- Interactive map of Centennial Bowl

Location
- Las Vegas, Nevada, U.S.
- Coordinates: 36°16′40″N 115°16′02″W﻿ / ﻿36.277770°N 115.267159°W
- Roads at junction: I-11 / US 95; Future I-215 / CC 215;

Construction
- Constructed: 2001–2003 (service interchange); 2015–2023 (system interchange);
- Opened: 2003
- Maintained by: NDOT

= Centennial Bowl =

Freeway interchange in Las Vegas, NV

The Centennial Bowl is a freeway interchange in Las Vegas, in the U.S. state of Nevada, in the Centennial Hills neighborhood. It serves Interstate 11 (I-11) / U.S. Route 95 (US 95) and Clark County Route 215 (CC 215; Bruce Woodbury Beltway). After the full completion of the interchange in 2023, the beltway was upgraded to freeway standards in its entirety.

==History==
===Original configuration===
Originally, the interchange at US 95 and CC 215 at Centennial Hills built in 2003 did not have any flyover ramps and no direct access for some directions. The original interchange had US 95 at freeway standards, but CC 215 with two temporary at-grade intersections. Traffic on the beltway that needed to travel northbound on US 95 would have to turn onto Sky Pointe Drive at a traffic light, turn left to continue on Sky Pointe Drive, and then finally turn left onto a right-in/right-out (RIRO) onto US 95 north. The situation was even less direct for southbound US 95 traffic getting onto the beltway; southbound traffic would have to either exit the interchange at Durango Drive then follow Oso Blanca Road south to its intersection at CC 215, or exit via a RIRO, turn right onto Centennial Center Boulevard, and enter CC 215 via the beltway/Durango Drive interchange.

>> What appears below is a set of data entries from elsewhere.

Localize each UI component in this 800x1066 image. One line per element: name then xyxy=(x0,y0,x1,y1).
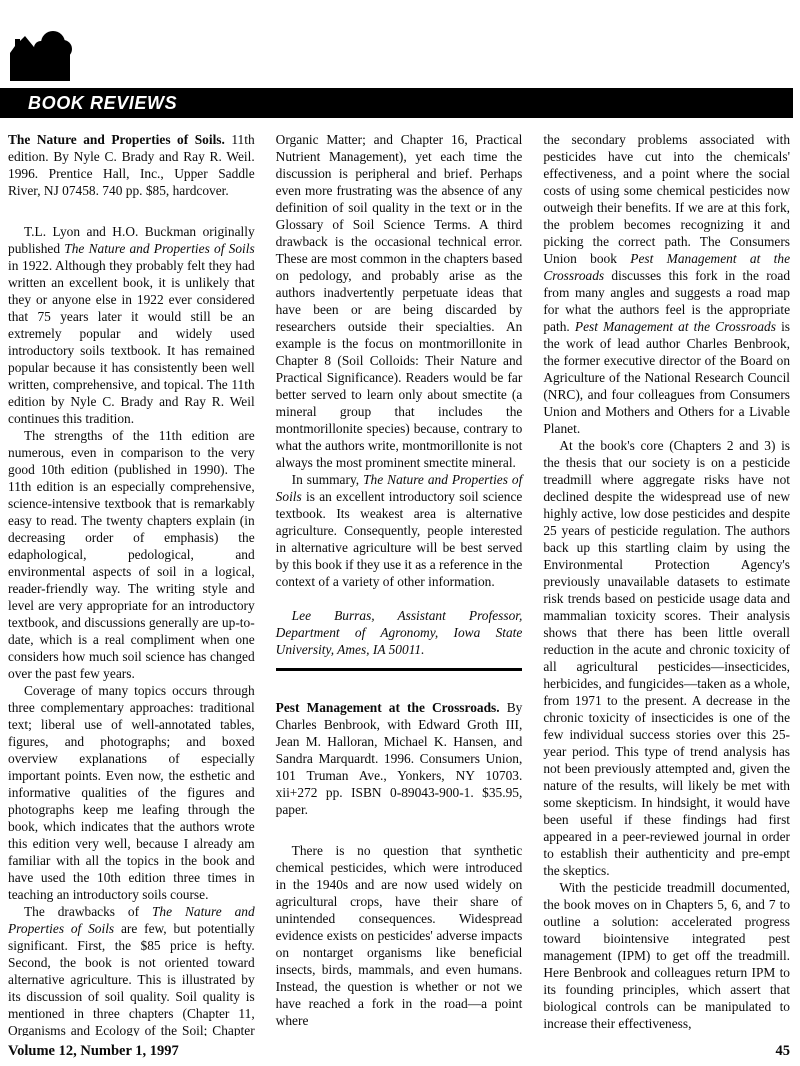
review-paragraph: the secondary problems associated with p… xyxy=(543,131,790,437)
review-paragraph: T.L. Lyon and H.O. Buckman originally pu… xyxy=(8,223,255,427)
review-paragraph: The drawbacks of The Nature and Properti… xyxy=(8,903,255,1036)
journal-volume-line: Volume 12, Number 1, 1997 xyxy=(8,1042,179,1060)
review-paragraph: Coverage of many topics occurs through t… xyxy=(8,682,255,903)
column-1: The Nature and Properties of Soils. 11th… xyxy=(8,131,255,1036)
column-3: the secondary problems associated with p… xyxy=(543,131,790,1036)
page-title: BOOK REVIEWS xyxy=(0,93,177,114)
review-paragraph: In summary, The Nature and Properties of… xyxy=(276,471,523,590)
review-paragraph: There is no question that synthetic chem… xyxy=(276,842,523,1029)
review-columns: The Nature and Properties of Soils. 11th… xyxy=(8,131,790,1036)
section-divider-rule xyxy=(276,668,523,671)
farm-silhouette-logo xyxy=(8,27,76,85)
review-paragraph: With the pesticide treadmill documented,… xyxy=(543,879,790,1032)
book-citation: Pest Management at the Crossroads. By Ch… xyxy=(276,699,523,818)
column-2: Organic Matter; and Chapter 16, Practica… xyxy=(276,131,523,1036)
review-paragraph: Organic Matter; and Chapter 16, Practica… xyxy=(276,131,523,471)
book-citation: The Nature and Properties of Soils. 11th… xyxy=(8,131,255,199)
review-paragraph: The strengths of the 11th edition are nu… xyxy=(8,427,255,682)
page-footer: Volume 12, Number 1, 1997 45 xyxy=(8,1042,790,1060)
page-number: 45 xyxy=(776,1042,791,1060)
journal-page: BOOK REVIEWS The Nature and Properties o… xyxy=(0,0,800,1066)
section-header-bar: BOOK REVIEWS xyxy=(0,88,793,118)
review-paragraph: At the book's core (Chapters 2 and 3) is… xyxy=(543,437,790,879)
reviewer-signature: Lee Burras, Assistant Professor, Departm… xyxy=(276,607,523,658)
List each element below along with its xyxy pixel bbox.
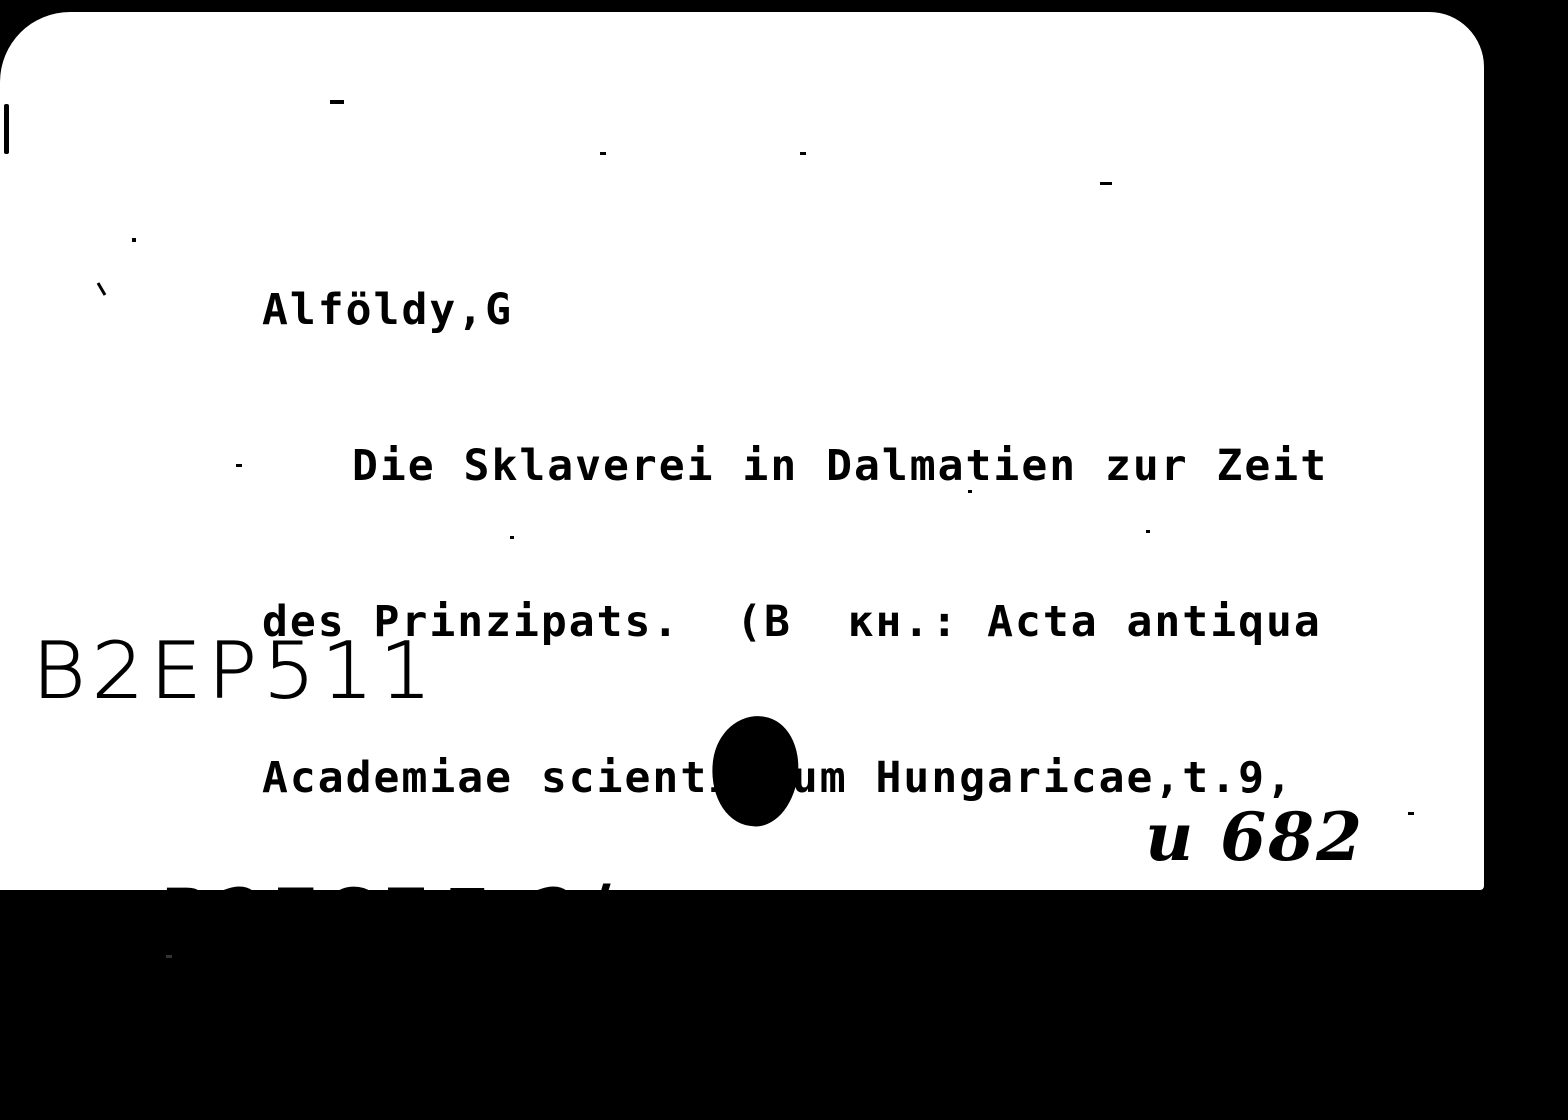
speck [968, 490, 972, 493]
speck [800, 152, 806, 155]
shelfmark-2-underlined: Д [434, 874, 499, 964]
speck [1100, 182, 1112, 185]
catalog-card: Alföldy,G Die Sklaverei in Dalmatien zur… [0, 12, 1484, 890]
speck [97, 282, 107, 296]
speck [600, 152, 606, 155]
speck [236, 464, 242, 467]
speck [166, 955, 172, 958]
title-line-1: Die Sklaverei in Dalmatien zur Zeit [262, 440, 1328, 492]
speck [132, 238, 136, 242]
shelfmark-2-subscript: 3.5 [611, 913, 722, 986]
speck [510, 536, 514, 539]
shelfmark-2: В2ГСЕД-2/3.5 [44, 772, 721, 1057]
shelfmark-2-slash: / [580, 866, 614, 971]
shelfmark-2-prefix: В2ГСЕ [159, 874, 433, 964]
shelfmark-1: В2ЕР511 [32, 626, 438, 716]
edge-mark [4, 104, 9, 154]
author-name: Alföldy,G [262, 284, 1328, 336]
speck [1146, 530, 1150, 533]
speck [1408, 812, 1414, 815]
speck [330, 100, 344, 104]
shelfmark-2-suffix: -2 [499, 874, 585, 964]
inventory-number: и 682 [1145, 798, 1364, 876]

===Centennial Bowl project===
In August 2015, construction of the Centennial Bowl interchange project began.

In July 2017, the first flyover of the interchange was completed, connecting CC 215 west to US 95 south. Around this time, a US 95 north–CC 215 east ramp was built.

In September 2020, the second and longest flyover was completed, connecting US 95 north to CC 215 west and replacing a loop ramp connecting US 95 to the beltway. It is the second longest bridge in Nevada after the I-11 viaduct (then-signed as I-515) in Downtown Las Vegas.

In October 2020, the third flyover ramp was completed, connecting US 95 south to CC 215 east, but with a few delays, but finally opened in the start of 2023, along with a CC 215 east–US 95 south ramp.

In January 2021, the $155 million final phase of Centennial Bowl construction began. This project included a CC 215 interchange with Sky Pointe Drive and connecting ramps to Oso Blanca Road, a CC 215 east–US 95 north flyover, a CC 215 west–US 95 north ramp, a US 95 south–CC 215 east ramp, and conversion of CC 215 from interim roadway to freeway within the interchange area. On December 4, 2023, the $272 million Centennial Bowl project finished construction.

On May 21, 2024, US 95 was re–designated as I-11 by NDOT due to an expansion in Nevada, linking Las Vegas, Phoenix and Reno after the American Association of State Highway and Transportation Officials (AASHTO) approved the I-11 designation in October 2022 along with the Federal Highway Administration (FHWA) on November 24, 2023.